Le problème Picasso

Ouverte depuis le 12 juin seulement, l’exposition Picasso au MNBAQ fait déjà couler beaucoup d’encre. La raison ? Les comportements répréhensibles de Picasso à l’endroit des femmes ayant partagé sa vie. Le catalogue de l’exposition nous apprend en effet que l’artiste aurait commis plusieurs crimes sexuels et actes de violence conjugale, notamment à l’endroit de la photographe Dora Maar. Si ces aspects biographiques de la vie du peintre sont connus depuis belle lurette par le milieu de l’histoire de l’art, force est d’admettre qu’ils coïncident particulièrement mal avec le contexte médiatique actuel, marqué par un treizième féminicide en un an. Certes, l’intention du Musée national d’exposer Picasso sans passer sous silence ses comportements répréhensibles est louable, le musée ayant même décidé de donner voix à des artistes dits « de la diversité corporelle » dans l’exposition afin d’en contrebalancer le propos.

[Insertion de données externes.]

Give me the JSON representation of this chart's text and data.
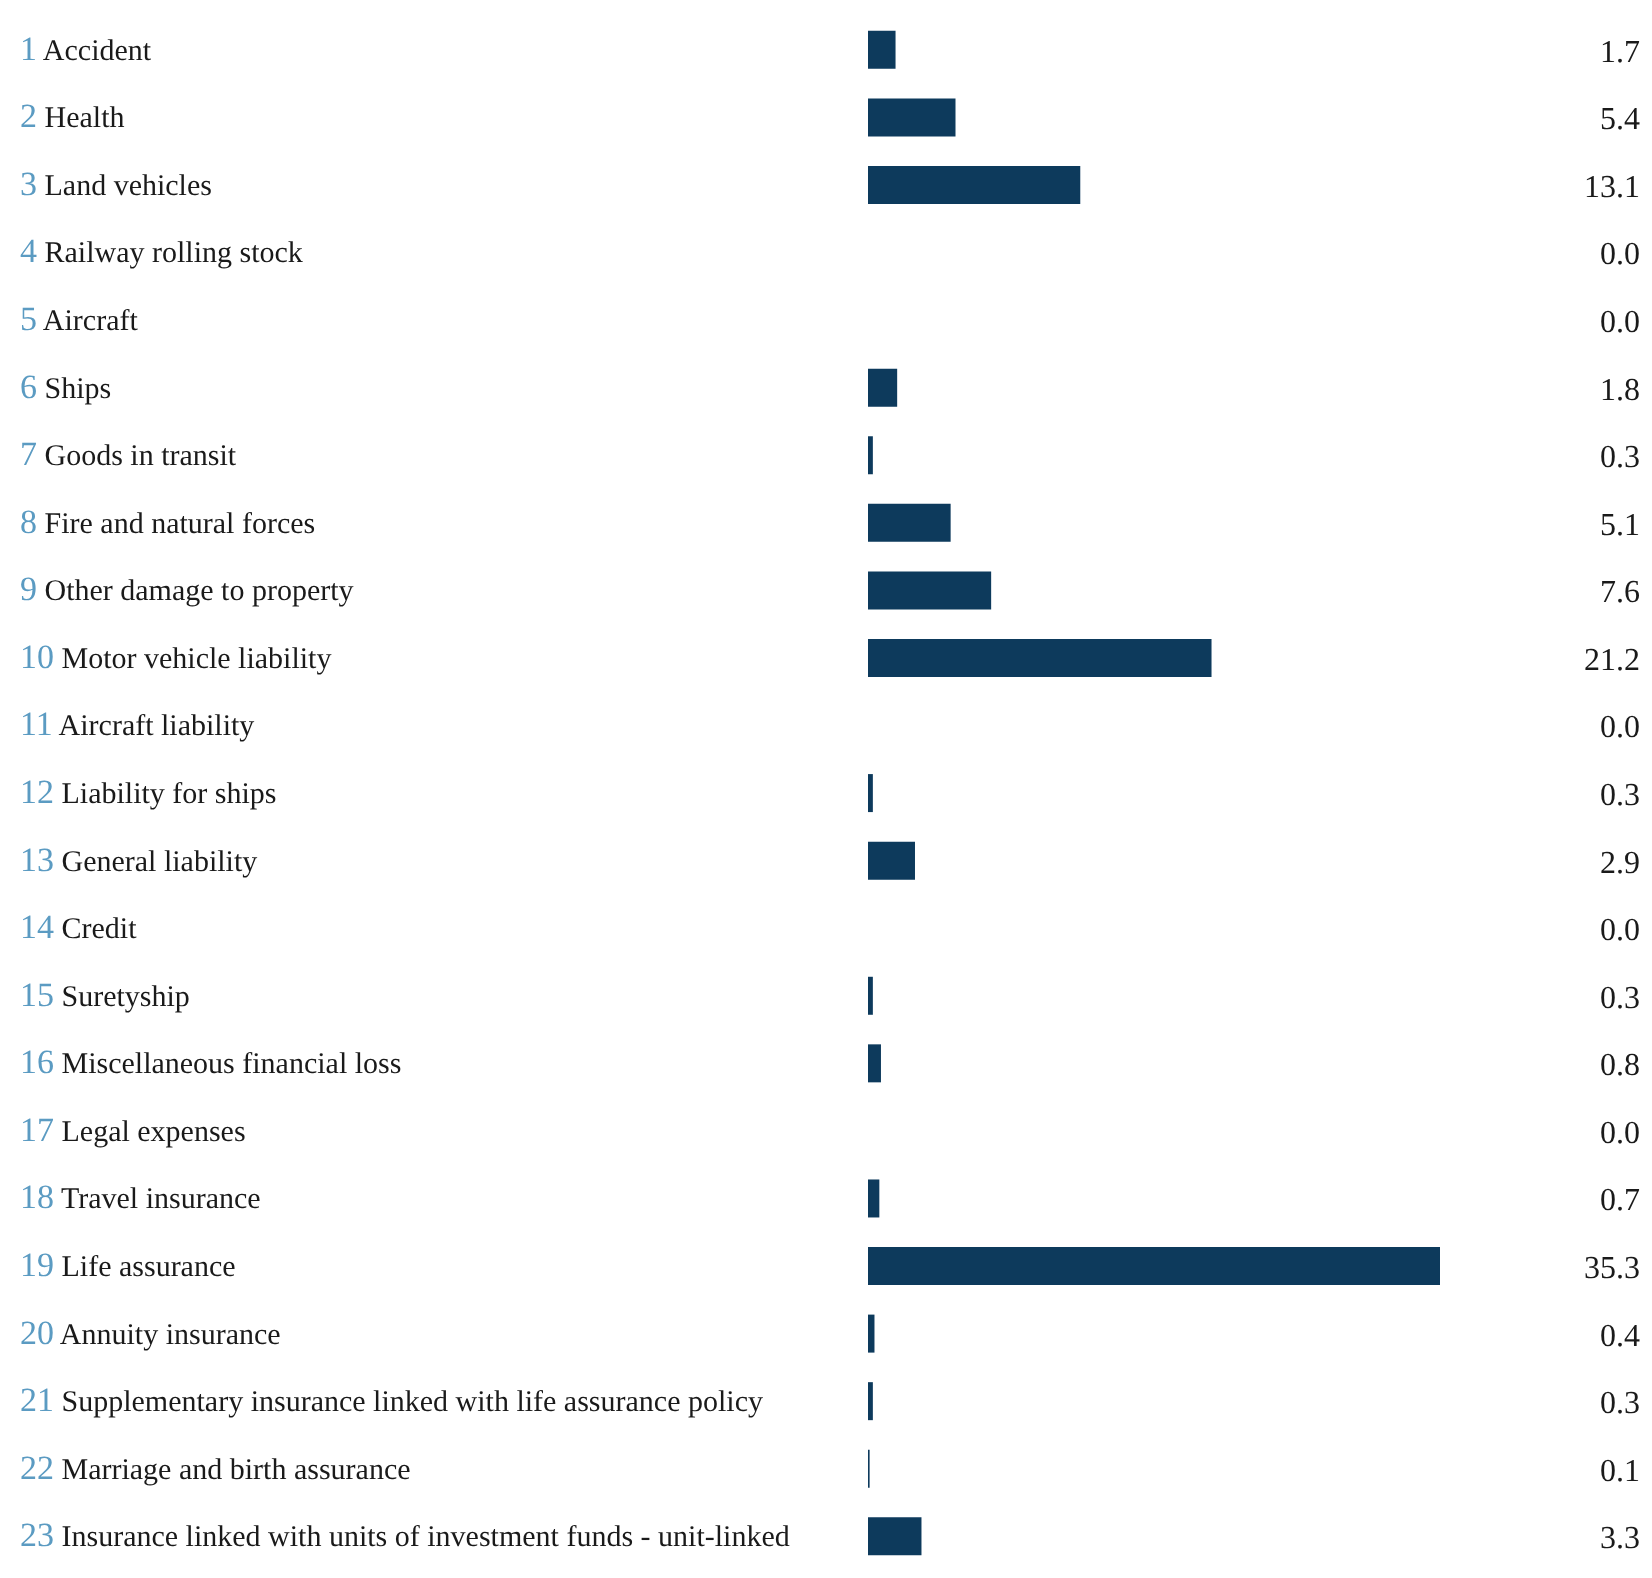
{
  "chart_data": {
    "type": "bar",
    "orientation": "horizontal",
    "categories": [
      "1 Accident",
      "2 Health",
      "3 Land vehicles",
      "4 Railway rolling stock",
      "5 Aircraft",
      "6 Ships",
      "7 Goods in transit",
      "8 Fire and natural forces",
      "9 Other damage to property",
      "10 Motor vehicle liability",
      "11 Aircraft liability",
      "12 Liability for ships",
      "13 General liability",
      "14 Credit",
      "15 Suretyship",
      "16 Miscellaneous financial loss",
      "17 Legal expenses",
      "18 Travel insurance",
      "19 Life assurance",
      "20 Annuity insurance",
      "21 Supplementary insurance linked with life assurance policy",
      "22 Marriage and birth assurance",
      "23 Insurance linked with units of investment funds - unit-linked"
    ],
    "values": [
      1.7,
      5.4,
      13.1,
      0.0,
      0.0,
      1.8,
      0.3,
      5.1,
      7.6,
      21.2,
      0.0,
      0.3,
      2.9,
      0.0,
      0.3,
      0.8,
      0.0,
      0.7,
      35.3,
      0.4,
      0.3,
      0.1,
      3.3
    ],
    "value_labels": [
      "1.7",
      "5.4",
      "13.1",
      "0.0",
      "0.0",
      "1.8",
      "0.3",
      "5.1",
      "7.6",
      "21.2",
      "0.0",
      "0.3",
      "2.9",
      "0.0",
      "0.3",
      "0.8",
      "0.0",
      "0.7",
      "35.3",
      "0.4",
      "0.3",
      "0.1",
      "3.3"
    ],
    "colors": [
      "#0d3a5c",
      "#0d3a5c",
      "#0d3a5c",
      "#0d3a5c",
      "#0d3a5c",
      "#0d3a5c",
      "#0d3a5c",
      "#0d3a5c",
      "#0d3a5c",
      "#0d3a5c",
      "#0d3a5c",
      "#0d3a5c",
      "#0d3a5c",
      "#e0262f",
      "#0d3a5c",
      "#0d3a5c",
      "#0d3a5c",
      "#0d3a5c",
      "#0d3a5c",
      "#0d3a5c",
      "#0d3a5c",
      "#0d3a5c",
      "#0d3a5c"
    ],
    "grid": false,
    "legend": false
  }
}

Toutefois, en nous demandant s’il est légitime de séparer l’artiste de son œuvre, nous passons à côté d’une question encore plus essentielle : pourquoi (re)faire une exposition Picasso ? L’artiste n’a-t-il pas déjà été exposé maintes fois dans la province, dont au Musée des beaux-arts de Montréal en 2018 ? À ce moment, ce n’était pas ses comportements envers les femmes qui avaient été passés en revue par l’institution, mais sa prétendue appropriation culturelle d’œuvres d’art africaines. Si l’intention du musée était louable, le visiteur sortait généralement de l’exposition avec l’amère impression de s’être fait réciter une leçon de morale. Et voilà que le MBAM, depuis 2020, réitère d’ailleurs cette formule avec une exposition sur Jean Paul Riopelle et les arts autochtones…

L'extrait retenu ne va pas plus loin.